We setup camp at near Pickering's Hut in Sheepyard Flat by the Howqua River.  Yet again there was a multitude of horses along with their riders camping here as well.
River Crossing - Bindaree Hut
We drove up Brock's Road, and from memory drove along 16 Mile Jeep Track, passing some magnificent camp sites along the Upper Howqua.  We crossed the upper reaches of the Howqua and continued on to Bindaree Hut, another magnificent hut and camping area.  We crossed the shallow Howqua after enjoying lunch by the hut and made our way along Bindaree Road, Summit Road and made the steep rocky ascent up Summit Track to Mt Stirling.

Mt Stirling
There was reasonable patches of snow on Stirling, which the kids quite enjoyed playing in.  The views were magnificent, except of course of Buller, which looks pretty sad with the ski runs cut through it.  We continued down Summit Track, onto Clear Hills Track and soon arrived at Craig's Hut, being our first visit.  If we thought the views from Mt Stirling were great, the views from Craig's Hut were magnificent.

Craig's Hut
We continued down Clear Hills Track onto Circuit Road and made our way back to our camp at Sheepyard Flat.  Henric and I went off exploring looking for firewood, and managed to bring back a reasonable supply, only to find that the girls already had the campfire going.  We had an enjoyable dinner followed by some pretty damn good damper with Golden Syrup.

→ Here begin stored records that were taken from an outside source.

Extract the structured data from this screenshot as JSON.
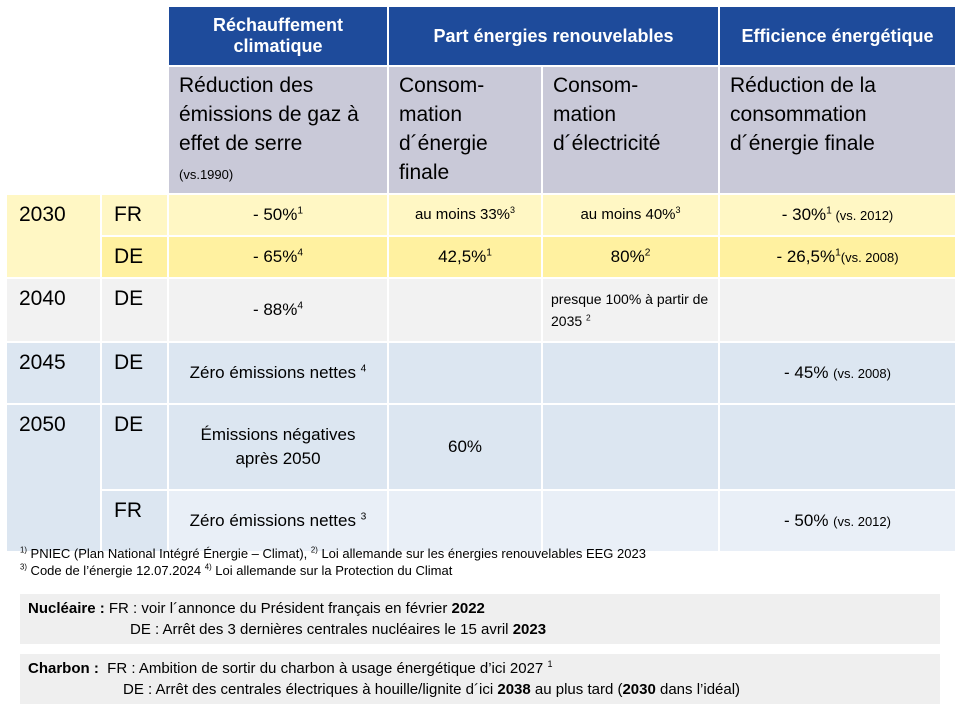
{
  "header": {
    "groups": [
      "Réchauffement climatique",
      "Part énergies renouvelables",
      "Efficience énergétique"
    ],
    "subheaders": [
      [
        {
          "text": "Réduction des émissions de gaz à effet de serre\n"
        },
        {
          "text": "(vs.1990)",
          "style": "small"
        }
      ],
      [
        {
          "text": "Consom-\nmation\nd´énergie\nfinale"
        }
      ],
      [
        {
          "text": "Consom-\nmation\nd´électricité"
        }
      ],
      [
        {
          "text": "Réduction de la\nconsommation\nd´énergie finale"
        }
      ]
    ]
  },
  "table": {
    "years": [
      {
        "year": "2030",
        "rows": [
          {
            "country": "FR",
            "cells": [
              [
                {
                  "text": "- 50%"
                },
                {
                  "text": "1",
                  "style": "sup"
                }
              ],
              [
                {
                  "text": "au moins 33%"
                },
                {
                  "text": "3",
                  "style": "sup"
                }
              ],
              [
                {
                  "text": "au moins 40%"
                },
                {
                  "text": "3",
                  "style": "sup"
                }
              ],
              [
                {
                  "text": "- 30%"
                },
                {
                  "text": "1",
                  "style": "sup"
                },
                {
                  "text": " (vs. 2012)",
                  "style": "small"
                }
              ]
            ]
          },
          {
            "country": "DE",
            "cells": [
              [
                {
                  "text": "- 65%"
                },
                {
                  "text": "4",
                  "style": "sup"
                }
              ],
              [
                {
                  "text": "42,5%"
                },
                {
                  "text": "1",
                  "style": "sup"
                }
              ],
              [
                {
                  "text": "80%"
                },
                {
                  "text": "2",
                  "style": "sup"
                }
              ],
              [
                {
                  "text": "- 26,5%"
                },
                {
                  "text": "1",
                  "style": "sup"
                },
                {
                  "text": "(vs. 2008)",
                  "style": "small"
                }
              ]
            ]
          }
        ]
      },
      {
        "year": "2040",
        "rows": [
          {
            "country": "DE",
            "cells": [
              [
                {
                  "text": "- 88%"
                },
                {
                  "text": "4",
                  "style": "sup"
                }
              ],
              null,
              [
                {
                  "text": "presque 100% à partir de 2035 "
                },
                {
                  "text": "2",
                  "style": "sup"
                }
              ],
              null
            ]
          }
        ]
      },
      {
        "year": "2045",
        "rows": [
          {
            "country": "DE",
            "cells": [
              [
                {
                  "text": "Zéro émissions nettes "
                },
                {
                  "text": "4",
                  "style": "sup"
                }
              ],
              null,
              null,
              [
                {
                  "text": "- 45% "
                },
                {
                  "text": "(vs. 2008)",
                  "style": "small"
                }
              ]
            ]
          }
        ]
      },
      {
        "year": "2050",
        "rows": [
          {
            "country": "DE",
            "cells": [
              [
                {
                  "text": "Émissions négatives après 2050"
                }
              ],
              [
                {
                  "text": "60%"
                }
              ],
              null,
              null
            ]
          },
          {
            "country": "FR",
            "cells": [
              [
                {
                  "text": "Zéro émissions nettes "
                },
                {
                  "text": "3",
                  "style": "sup"
                }
              ],
              null,
              null,
              [
                {
                  "text": "- 50% "
                },
                {
                  "text": "(vs. 2012)",
                  "style": "small"
                }
              ]
            ]
          }
        ]
      }
    ]
  },
  "footnotes": [
    [
      {
        "text": "1)",
        "style": "sup"
      },
      {
        "text": " PNIEC (Plan National Intégré Énergie – Climat), "
      },
      {
        "text": "2)",
        "style": "sup"
      },
      {
        "text": " Loi allemande sur les énergies renouvelables EEG 2023"
      }
    ],
    [
      {
        "text": "3)",
        "style": "sup"
      },
      {
        "text": " Code de l’énergie 12.07.2024 "
      },
      {
        "text": "4)",
        "style": "sup"
      },
      {
        "text": " Loi allemande sur la Protection du Climat"
      }
    ]
  ],
  "boxes": [
    {
      "label": "Nucléaire :",
      "lines": [
        [
          {
            "text": " FR : voir l´annonce du Président français en février "
          },
          {
            "text": "2022",
            "style": "b"
          }
        ],
        [
          {
            "text": "DE : Arrêt des 3 dernières centrales nucléaires le 15 avril "
          },
          {
            "text": "2023",
            "style": "b"
          }
        ]
      ]
    },
    {
      "label": "Charbon :",
      "lines": [
        [
          {
            "text": "  FR : Ambition de sortir du charbon à usage énergétique d’ici 2027 "
          },
          {
            "text": "1",
            "style": "sup"
          }
        ],
        [
          {
            "text": "DE : Arrêt des centrales électriques à houille/lignite d´ici "
          },
          {
            "text": "2038",
            "style": "b"
          },
          {
            "text": " au plus tard ("
          },
          {
            "text": "2030",
            "style": "b"
          },
          {
            "text": " dans l’idéal)"
          }
        ]
      ]
    }
  ]
}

James & Liam playing with fire, again...

Sunday

After the obligatory bacon and eggs breakfast, we drove down to Tobacco Flat, which had some nice camp spots and wasn't as crowded as Sheepyard.  The river crossing looked passable, and others had gone through but we weren't quite up to it today.

Exploring the Slate Mine
We continued up the steep narrow climb out of the valley, and drove along Mitchell's Track to the Slate Mine, and enjoyed the views for short stop.  Mitchell's Track eventually made a sharp decent, though recently regarded to Mitchell's Homestead.  We couldn't explore around here too much as there was a group camping there so we found a quite place beside the river and had our lunch.  We made our way back to camp via Wrens Flat and the Jamieson-Licola Road.

Monday

Monday was a relaxing morning packing up the camp.  We managed to spot a Koala in the campsite on the way out of Sheepyard Flats and we took it easy on the way back home.